MS16-029 – Important
Security Update for Microsoft Office to Address Remote Code Execution (3141806)
This security update resolves vulnerabilities in Microsoft Office. The most severe of the vulnerabilities could allow remote code execution if a user opens a specially crafted Microsoft Office file. An attacker who successfully exploited the vulnerabilities could run arbitrary code in the context of the current user. Customers whose accounts are configured to have fewer user rights on the system could be less impacted than those who operate with administrative user rights.
MS16-030 – Important
Security Update for Windows OLE to Address Remote Code Execution (3143136)

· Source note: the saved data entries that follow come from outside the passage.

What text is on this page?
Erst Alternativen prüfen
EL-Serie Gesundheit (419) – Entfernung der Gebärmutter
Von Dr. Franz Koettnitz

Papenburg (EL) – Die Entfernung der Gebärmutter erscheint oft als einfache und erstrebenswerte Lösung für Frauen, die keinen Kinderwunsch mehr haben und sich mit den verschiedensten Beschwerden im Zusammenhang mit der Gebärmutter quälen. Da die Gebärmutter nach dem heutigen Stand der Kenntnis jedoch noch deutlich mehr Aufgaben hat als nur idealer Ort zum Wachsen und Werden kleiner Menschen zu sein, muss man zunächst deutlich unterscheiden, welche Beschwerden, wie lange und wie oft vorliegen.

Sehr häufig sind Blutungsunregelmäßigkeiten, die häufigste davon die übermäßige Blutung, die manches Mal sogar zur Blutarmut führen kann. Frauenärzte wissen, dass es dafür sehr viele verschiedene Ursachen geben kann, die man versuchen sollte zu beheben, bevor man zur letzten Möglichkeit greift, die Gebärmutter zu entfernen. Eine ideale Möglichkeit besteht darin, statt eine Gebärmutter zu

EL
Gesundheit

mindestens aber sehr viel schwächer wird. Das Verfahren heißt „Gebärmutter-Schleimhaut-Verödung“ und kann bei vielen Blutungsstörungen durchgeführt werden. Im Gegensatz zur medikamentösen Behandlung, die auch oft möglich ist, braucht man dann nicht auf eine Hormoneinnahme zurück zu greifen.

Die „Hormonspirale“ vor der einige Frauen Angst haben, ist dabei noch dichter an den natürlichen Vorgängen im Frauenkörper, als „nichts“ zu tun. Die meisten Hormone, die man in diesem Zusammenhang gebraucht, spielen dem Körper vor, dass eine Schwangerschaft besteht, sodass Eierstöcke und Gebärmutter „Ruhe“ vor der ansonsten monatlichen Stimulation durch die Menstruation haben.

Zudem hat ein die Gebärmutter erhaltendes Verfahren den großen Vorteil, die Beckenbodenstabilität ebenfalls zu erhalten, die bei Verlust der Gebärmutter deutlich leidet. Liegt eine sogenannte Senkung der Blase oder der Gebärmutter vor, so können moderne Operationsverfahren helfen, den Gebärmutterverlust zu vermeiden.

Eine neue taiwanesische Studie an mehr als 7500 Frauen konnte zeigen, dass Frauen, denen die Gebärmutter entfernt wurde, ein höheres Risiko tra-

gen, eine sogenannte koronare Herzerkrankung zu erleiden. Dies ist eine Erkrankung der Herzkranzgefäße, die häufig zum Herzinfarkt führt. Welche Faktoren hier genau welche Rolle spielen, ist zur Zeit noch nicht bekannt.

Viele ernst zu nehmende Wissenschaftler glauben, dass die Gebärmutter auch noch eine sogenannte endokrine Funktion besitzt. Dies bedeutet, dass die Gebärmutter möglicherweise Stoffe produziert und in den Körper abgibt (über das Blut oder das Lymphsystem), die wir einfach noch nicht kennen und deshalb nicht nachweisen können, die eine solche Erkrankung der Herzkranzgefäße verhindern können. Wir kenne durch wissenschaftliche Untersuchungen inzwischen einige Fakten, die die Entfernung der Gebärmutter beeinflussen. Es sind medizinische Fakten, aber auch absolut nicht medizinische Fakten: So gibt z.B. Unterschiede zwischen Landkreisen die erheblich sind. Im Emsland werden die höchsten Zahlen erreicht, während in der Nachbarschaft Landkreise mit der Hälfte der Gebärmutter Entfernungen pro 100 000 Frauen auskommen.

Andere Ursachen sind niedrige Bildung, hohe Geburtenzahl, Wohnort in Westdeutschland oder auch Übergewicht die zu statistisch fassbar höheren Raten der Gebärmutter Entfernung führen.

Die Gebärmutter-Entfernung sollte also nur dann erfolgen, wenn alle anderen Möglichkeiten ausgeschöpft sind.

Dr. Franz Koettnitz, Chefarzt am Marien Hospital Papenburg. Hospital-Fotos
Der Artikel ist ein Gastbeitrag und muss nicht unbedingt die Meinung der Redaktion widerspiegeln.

This security update resolves vulnerabilities in Microsoft Windows. The vulnerabilities could allow remote code execution if Windows OLE fails to properly validate user input. An attacker could exploit the vulnerabilities to execute malicious code. However, an attacker must first convince a user to open either a specially crafted file or a program from either a webpage or an email message.
MS16-031 – Important
Security Update for Microsoft Windows to Address Elevation of Privilege (3140410)
This security update resolves a vulnerability in Microsoft Windows. The vulnerability could allow elevation of privilege if an attacker is able to log on to a target system and run a specially crafted application.
MS16-032 – Important
Security Update for Secondary Logon to Address Elevation of Privilege (3143141)
This security update resolves a vulnerability in Microsoft Windows. The vulnerability could allow elevation of privilege if the Windows Secondary Logon Service fails to properly manage request handles in memory.
MS16-033 – Important
Security Update for Windows USB Mass Storage Class Driver to Address Elevation of Privilege (3143142)
This security update resolves a vulnerability in Microsoft Windows. The vulnerability could allow elevation of privilege if an attacker with physical access inserts a specially crafted USB device into the system.
MS16-034 – Important
Security Update for Windows Kernel-Mode Drivers to Address Elevation of Privilege (3143145)
This security update resolves vulnerabilities in Microsoft Windows. The vulnerabilities could allow elevation of privilege if an attacker logs on to the system and runs a specially crafted application.
MS16-035 – Important
Security Update for .NET Framework to Address Security Feature Bypass (3141780)
This security update resolves a vulnerability in the Microsoft .NET Framework. The security feature bypass exists in a .NET Framework component that does not properly validate certain elements of a signed XML document.